Cisco opened a converged mobility centre in North Sydney on Thursday which will showcase the deployment of high speed, IP-based networking and highlight the vendor's 802.11a (54Mbps) and 802.11b (11Mbps)-compliant Aironet wireless access points.
Aironet is based on technology that Cisco gained from its purchase of Australian company Radiata, a wireless chip maker, in November 2000. Radiata pioneered 802.11a technology, which is now certified by the Wi-Fi Alliance.
Adam Radford, manager of the centre, demonstrated the technology, which allows voice and data applications to be accessed wirelessly at speeds of 54Mbps in the 5GHz band.
"It's not just the raw bandwidth that separates the 802.11a and 802.11b standards," Radford said. "For example, 802.11a has eight channels for data transfer whereas 802.11b has only three. This gives 802.11a more scalability and allows for a greater number of users."

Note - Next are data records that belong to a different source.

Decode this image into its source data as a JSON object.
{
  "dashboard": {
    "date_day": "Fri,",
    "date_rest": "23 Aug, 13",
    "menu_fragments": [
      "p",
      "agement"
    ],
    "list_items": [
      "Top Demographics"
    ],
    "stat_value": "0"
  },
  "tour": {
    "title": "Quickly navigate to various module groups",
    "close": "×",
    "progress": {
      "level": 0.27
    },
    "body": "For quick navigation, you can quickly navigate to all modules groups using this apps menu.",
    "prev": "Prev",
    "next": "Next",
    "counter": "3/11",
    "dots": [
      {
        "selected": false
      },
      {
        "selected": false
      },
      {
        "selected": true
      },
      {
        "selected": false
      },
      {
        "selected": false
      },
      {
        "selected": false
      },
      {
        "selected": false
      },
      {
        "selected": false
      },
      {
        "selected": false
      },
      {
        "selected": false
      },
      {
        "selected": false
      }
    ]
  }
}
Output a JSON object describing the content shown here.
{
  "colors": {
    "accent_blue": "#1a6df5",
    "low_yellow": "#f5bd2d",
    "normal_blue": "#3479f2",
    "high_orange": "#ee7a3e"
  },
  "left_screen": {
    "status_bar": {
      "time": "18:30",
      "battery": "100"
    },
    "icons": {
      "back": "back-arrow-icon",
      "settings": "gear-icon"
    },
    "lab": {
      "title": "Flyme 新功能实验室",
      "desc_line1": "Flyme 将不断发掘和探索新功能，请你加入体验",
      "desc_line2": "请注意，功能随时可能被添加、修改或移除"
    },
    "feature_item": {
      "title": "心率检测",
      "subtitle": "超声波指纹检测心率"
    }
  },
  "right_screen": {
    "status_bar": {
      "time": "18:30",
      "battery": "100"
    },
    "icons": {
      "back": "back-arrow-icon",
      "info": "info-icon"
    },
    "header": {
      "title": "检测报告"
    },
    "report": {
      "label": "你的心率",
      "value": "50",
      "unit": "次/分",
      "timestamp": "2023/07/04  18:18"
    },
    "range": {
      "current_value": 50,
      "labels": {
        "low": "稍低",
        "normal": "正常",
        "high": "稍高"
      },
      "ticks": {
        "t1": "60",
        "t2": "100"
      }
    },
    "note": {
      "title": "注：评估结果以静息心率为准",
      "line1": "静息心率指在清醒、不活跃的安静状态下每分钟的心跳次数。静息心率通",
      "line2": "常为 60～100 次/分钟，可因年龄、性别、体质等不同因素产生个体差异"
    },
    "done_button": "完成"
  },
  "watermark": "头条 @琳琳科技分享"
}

Radford demonstrated Cisco's IP/TV and IP SoftPhone applications to show how converged voice and data applications can be accessed at a single wireless point.
"I can reach my desk phone from anywhere in the world through our VPN," Radford said. "Convergence gives the best of both worlds."
Although reluctant to comment on whether Cisco products will eventually support the emerging 802.11g standard, Radford said there are a number of vendors in the Cisco compatibility program who already support it.
"802.11b access points can be upgraded to support 802.11a so that is an easier path to the higher bandwidth," Radford said.
Senator Richard Alston, Minister for Communications, IT, and the Arts, was still dodging questions about Telstra's write down today when he officiated at the opening of the centre.
"Australia should be proud that Radiata came up with 802.11a technology and that a good corporate citizen like Cisco is pulling its weight in Australia with such a high level of research and development support," Alston said.